A galvanometer of resistance 50 Ω is connected to the battery of 3 V along with a resistance 2950 Ω in series. A full scale deflections of 30 divisions is obtained in galvanometer. In order to reduce this deflections to 20 division, the resistance in series should be

• A. 5050 Ω
• B. 6050 Ω
• C. 4450 Ω
• D. 5550 Ω

Answer 1

The Correct Option is C

Let's calculate the current for the full-scale deflection: 

\( I_1 = \frac{V}{R_{\text{gal}} + R_{\text{series}}} \)

\( I_1 = \frac{3V}{50\Omega + 2950\Omega} \)

\( I_1 = \frac{3V}{3000\Omega} \)

\( I_1 = 0.001 \, \text{A} \)

Now, let's calculate the current required for a 20-division deflection:

\( I_2 = \frac{2}{3} \cdot I_1 \)

\( I_2 = \frac{2}{3} \times 0.001 \, \text{A} \)

\( I_2 = 0.000667 \, \text{A} \)

To find the resistance needed, we can use Ohm's law:

\( V = I \cdot R \)

For the 20-division deflection:

\( 0.000667 \, \text{A} \times (50 \, \Omega + R) = 3 \, \text{V} \)

Solving this equation for \( R \), we get:

\( 0.000667 \, \text{A} \times R = 3 \, \text{V} - 0.000667 \, \text{A} \times 50 \, \Omega \)

\( R = \frac{3 \, \text{V} - 0.000667 \, \text{A} \times 50 \, \Omega}{0.000667 \, \text{A}} \)

Calculating this expression gives:

\( R \approx 4,449.25 \, \Omega \)

Rounding this value, we get: 4,450 Ω.

Answer 2

Let \(G\) be the resistance of the galvanometer, \(V\) be the battery voltage, and \(R\) be the series resistance.

Given:

• \(G = 50 \, \Omega\)
• \(V = 3 \, \text{V}\)
• \(R_1 = 2950 \, \Omega\)
• Full-scale deflection = 30 divisions
• New deflection = 20 divisions

The current for full-scale deflection (\(I_{fs}\)) is given by:

\(I_{fs} = \frac{V}{G + R_1} = \frac{3}{50 + 2950} = \frac{3}{3000} = 0.001 \, \text{A} = 1 \, \text{mA}\)

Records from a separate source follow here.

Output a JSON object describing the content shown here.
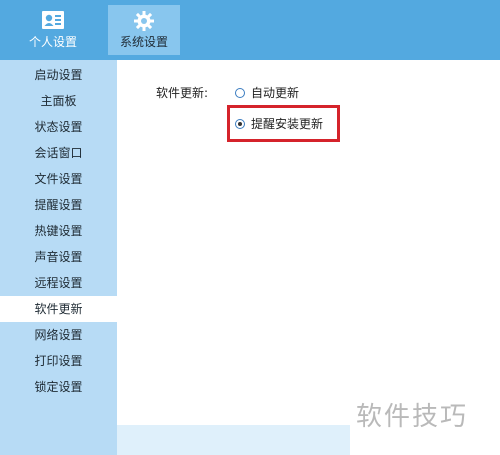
{
  "tabs": [
    {
      "label": "个人设置",
      "icon": "id-card-icon",
      "active": false
    },
    {
      "label": "系统设置",
      "icon": "gear-icon",
      "active": true
    }
  ],
  "sidebar": {
    "items": [
      {
        "label": "启动设置"
      },
      {
        "label": "主面板"
      },
      {
        "label": "状态设置"
      },
      {
        "label": "会话窗口"
      },
      {
        "label": "文件设置"
      },
      {
        "label": "提醒设置"
      },
      {
        "label": "热键设置"
      },
      {
        "label": "声音设置"
      },
      {
        "label": "远程设置"
      },
      {
        "label": "软件更新",
        "active": true
      },
      {
        "label": "网络设置"
      },
      {
        "label": "打印设置"
      },
      {
        "label": "锁定设置"
      }
    ]
  },
  "main": {
    "field_label": "软件更新:",
    "options": [
      {
        "label": "自动更新",
        "checked": false
      },
      {
        "label": "提醒安装更新",
        "checked": true
      }
    ]
  },
  "watermark": "软件技巧",
  "colors": {
    "topbar": "#53a9e0",
    "sidebar": "#b7dbf5",
    "highlight": "#d5232b"
  }
}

Since the deflection is proportional to the current, the new current (\(I_{new}\)) for 20 divisions is:

\(I_{new} = I_{fs} \times \frac{20}{30} = 0.001 \times \frac{2}{3} = \frac{2}{3000} \, \text{A}\)

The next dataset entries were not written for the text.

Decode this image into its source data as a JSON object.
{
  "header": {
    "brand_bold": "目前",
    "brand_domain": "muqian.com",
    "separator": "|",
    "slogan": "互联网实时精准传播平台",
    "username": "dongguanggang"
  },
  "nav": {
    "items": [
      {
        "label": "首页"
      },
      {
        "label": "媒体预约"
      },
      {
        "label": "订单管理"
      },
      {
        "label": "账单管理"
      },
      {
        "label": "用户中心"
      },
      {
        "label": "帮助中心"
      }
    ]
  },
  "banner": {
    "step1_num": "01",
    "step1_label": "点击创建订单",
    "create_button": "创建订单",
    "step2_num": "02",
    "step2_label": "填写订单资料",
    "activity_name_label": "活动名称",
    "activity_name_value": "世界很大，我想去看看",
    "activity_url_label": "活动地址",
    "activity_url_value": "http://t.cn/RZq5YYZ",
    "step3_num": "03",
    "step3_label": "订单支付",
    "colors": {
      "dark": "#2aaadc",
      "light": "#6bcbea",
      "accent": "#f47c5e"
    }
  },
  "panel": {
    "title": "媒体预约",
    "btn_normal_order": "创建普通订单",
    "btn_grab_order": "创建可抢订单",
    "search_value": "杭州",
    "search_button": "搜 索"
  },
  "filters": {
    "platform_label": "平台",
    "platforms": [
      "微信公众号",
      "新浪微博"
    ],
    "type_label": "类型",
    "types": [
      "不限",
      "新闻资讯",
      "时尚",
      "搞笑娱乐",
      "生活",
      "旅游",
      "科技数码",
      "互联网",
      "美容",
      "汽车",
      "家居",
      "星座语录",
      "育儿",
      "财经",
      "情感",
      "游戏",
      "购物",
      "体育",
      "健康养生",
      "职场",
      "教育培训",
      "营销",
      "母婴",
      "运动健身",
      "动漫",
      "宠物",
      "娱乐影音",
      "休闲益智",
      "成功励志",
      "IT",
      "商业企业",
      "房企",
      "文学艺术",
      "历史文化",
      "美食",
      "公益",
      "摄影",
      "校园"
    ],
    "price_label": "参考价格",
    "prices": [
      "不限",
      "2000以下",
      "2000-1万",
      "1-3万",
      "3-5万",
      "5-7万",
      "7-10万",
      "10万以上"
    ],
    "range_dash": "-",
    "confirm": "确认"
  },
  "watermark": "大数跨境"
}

Let \(R_2\) be the new series resistance. Then:

\(I_{new} = \frac{V}{G + R_2}\)

\(\frac{2}{3000} = \frac{3}{50 + R_2}\)

Cross-multiplying:

\(2(50 + R_2) = 3 \times 3000\)

\(100 + 2R_2 = 9000\)

\(2R_2 = 8900\)

\(R_2 = 4450 \, \Omega\)

Therefore, the new resistance in series should be 4450 Ω.